Morishita, Chikako (2019) Composing ‘Narrative Dissolution’: Framing Subjectivity in Music Composition. Doctoral thesis, University of Huddersfield.

This thesis discusses my exploration of a musical language in which the performer’s and audience’s subjectivity plays a key part in the formation of a composition’s core meaning. Following an introductory chapter elaborating on a constellation of concepts surrounding the Japanese aesthetics of ma, the chapters correspond to three phases of research. The first phase considers strategized ideas of silence, the relations of determinacy-indeterminacy, and spatio-temporal architecture examined in the Lizard series within a framework informed by the ma concept.
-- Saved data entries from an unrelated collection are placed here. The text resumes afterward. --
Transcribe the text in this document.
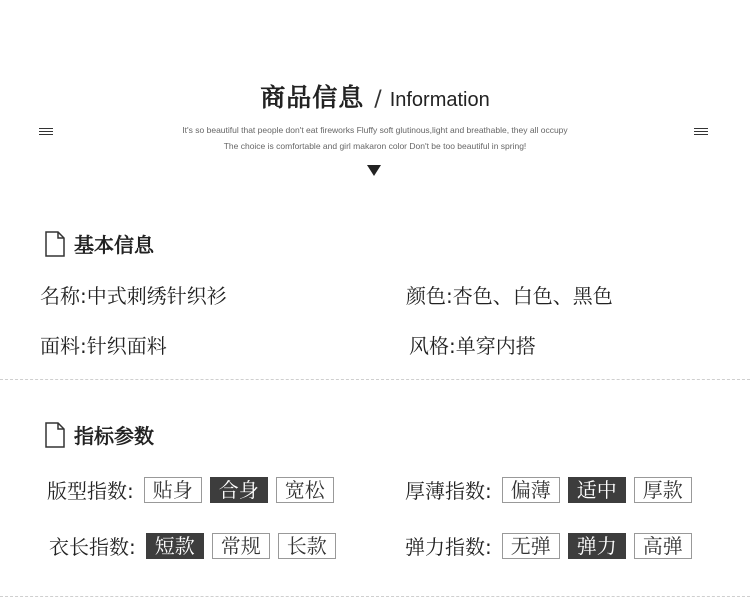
商品信息 / Information
It's so beautiful that people don't eat fireworks Fluffy soft glutinous,light and breathable, they all occupy
The choice is comfortable and girl makaron color Don't be too beautiful in spring!
基本信息
名称:中式刺绣针织衫	颜色:杏色、白色、黑色
面料:针织面料	风格:单穿内搭
指标参数
版型指数: 贴身	合身	宽松	厚薄指数: 偏薄	适中	厚款
衣长指数: 短款	常规	长款	弹力指数: 无弹	弹力	高弹
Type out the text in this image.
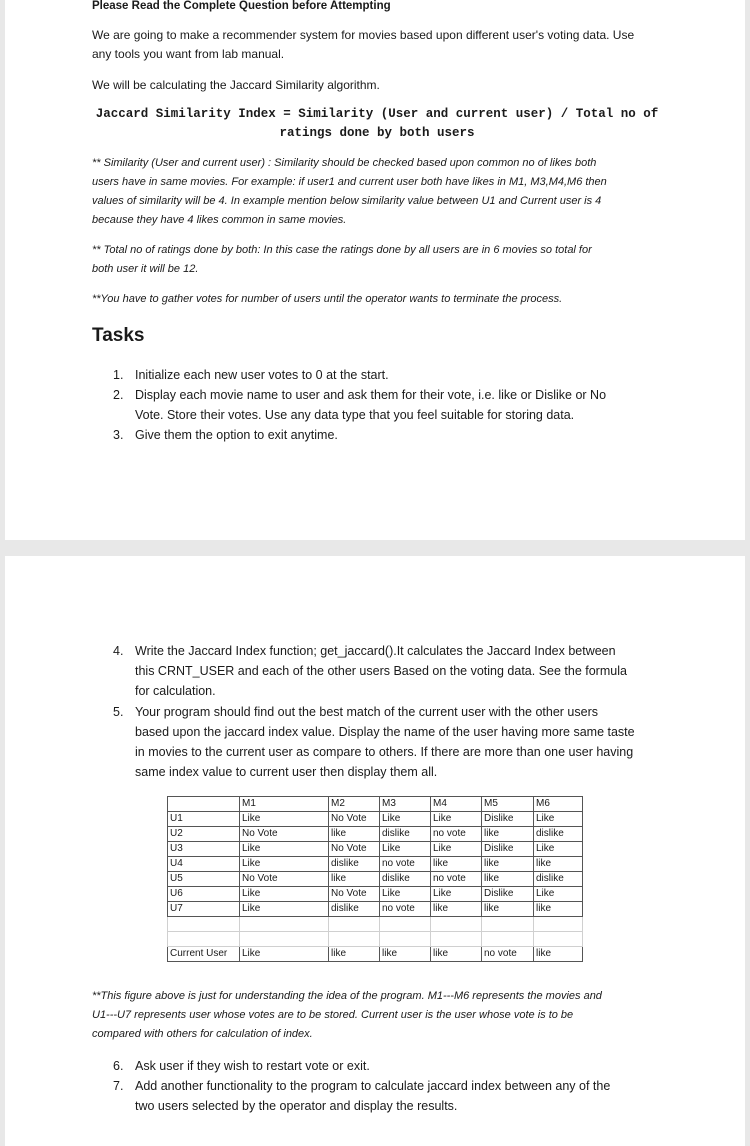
Please Read the Complete Question before Attempting
We are going to make a recommender system for movies based upon different user's voting data. Use
any tools you want from lab manual.
We will be calculating the Jaccard Similarity algorithm.
Jaccard Similarity Index = Similarity (User and current user) / Total no of
ratings done by both users
** Similarity (User and current user) : Similarity should be checked based upon common no of likes both
users have in same movies. For example: if user1 and current user both have likes in M1, M3,M4,M6 then
values of similarity will be 4. In example mention below similarity value between U1 and Current user is 4
because they have 4 likes common in same movies.
** Total no of ratings done by both: In this case the ratings done by all users are in 6 movies so total for
both user it will be 12.
**You have to gather votes for number of users until the operator wants to terminate the process.
Tasks
1. Initialize each new user votes to 0 at the start.
2. Display each movie name to user and ask them for their vote, i.e. like or Dislike or No
Vote. Store their votes. Use any data type that you feel suitable for storing data.
3. Give them the option to exit anytime.
4. Write the Jaccard Index function; get_jaccard().It calculates the Jaccard Index between
this CRNT_USER and each of the other users Based on the voting data. See the formula
for calculation.
5. Your program should find out the best match of the current user with the other users
based upon the jaccard index value. Display the name of the user having more same taste
in movies to the current user as compare to others. If there are more than one user having
same index value to current user then display them all.
	M1	M2	M3	M4	M5	M6
U1	Like	No Vote	Like	Like	Dislike	Like
U2	No Vote	like	dislike	no vote	like	dislike
U3	Like	No Vote	Like	Like	Dislike	Like
U4	Like	dislike	no vote	like	like	like
U5	No Vote	like	dislike	no vote	like	dislike
U6	Like	No Vote	Like	Like	Dislike	Like
U7	Like	dislike	no vote	like	like	like

Current User	Like	like	like	like	no vote	like
**This figure above is just for understanding the idea of the program. M1---M6 represents the movies and
U1---U7 represents user whose votes are to be stored. Current user is the user whose vote is to be
compared with others for calculation of index.
6. Ask user if they wish to restart vote or exit.
7. Add another functionality to the program to calculate jaccard index between any of the
two users selected by the operator and display the results.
In the second phase with the Skin, Gelatine, Soot cycle, I use paradoxical states, such as sounds-silence and elements of indeterminacy to extend concepts of an architecture of presence and absence into a more complex polyphony of lines. This chapter also describes how the theatricalization of the performer’s body and their vocalisation are used to challenge linear thought. In the final chapter with One Arm series, I discuss ventriloquism effects between the performer and their performance as a means to bring an interplay of paradoxical sensibility onto the stage. Shifting performative modes between a kind of first and third-person stance result in a slippage or interstice in which the performer might ‘communicate’ with him or herself. In conclusion, I summarize my quest for certain qualities of aesthetic experience and where this might lead me musically and aesthetically in addition to giving a perspective on how my viewpoints on ‘culture’ and ‘identity’ have been established and transformed.